The answer, we believe, is yes. But we’re arguing for a day on which we all bring a bit more love to the world in general, especially for those who need it most. (For how-to tips, check out our Valentine’s Day guide for gift ideas that give back.)

In our family, Feb. 14 is the anniversary of our dear Grandma Mimi’s birthday. Before she passed, we would spend Valentine’s Day with her, bearing flowers. We would escort her to the hairdresser, or provide some other treat to show our love.

Mimi’s challenges with Alzheimer’s meant that our last few years of visits took place in her retirement home. It’s a very nice spot with kind and dedicated staff, but it can still be a sad place. Several of the residents mistake us for their grandkids, and sigh when they learn we’re not.

Mother Teresa once said the most terrible poverty in the world is loneliness. It’s also said that February is the loneliest month, in the midst of the dark winter and with a special day dedicated to extolling the wonders of coupledom. If you’re not paired off, it’s easy to feel left out.

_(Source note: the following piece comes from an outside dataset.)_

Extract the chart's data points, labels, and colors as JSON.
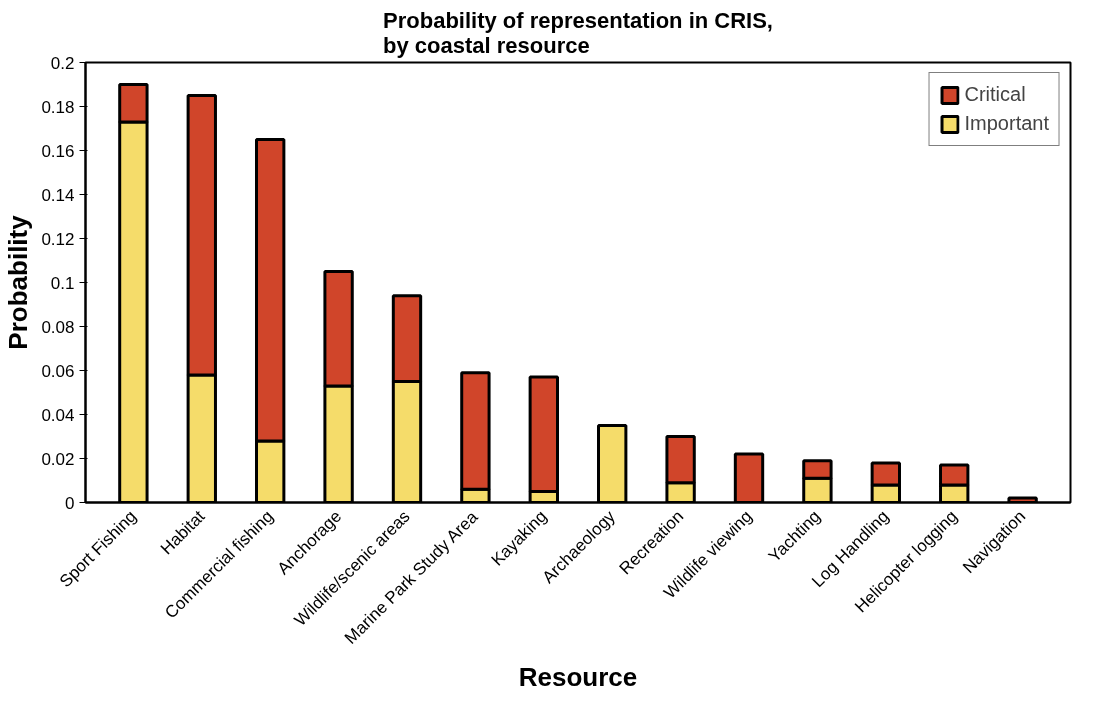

We don’t say this to be a downer on Valentine’s Day, but to spark a mini-movement that looks beyond romantic love. If you have it, awesome: Show your love to your dearest in the most creative and meaningful ways you can (ideally with less material stuff and more love notes). But maybe we can each take a moment to “spread the love” by bringing some kindness and companionship to someone who needs it.

We may know someone who has lost a loved one over the past year, for whom today is especially lonely. Family members, friends or neighbors who live alone may appreciate a phone call, a lunch date or a batch of muffins, just to know that they’re noticed and cared for, that they’re not alone. Even a simple smile and hello to someone you pass on the street would add warmth to a cold winter’s day.

Valentine’s Day is an opportunity to reach beyond our regular circles of love and to make someone’s day by letting them know we’re thinking of them.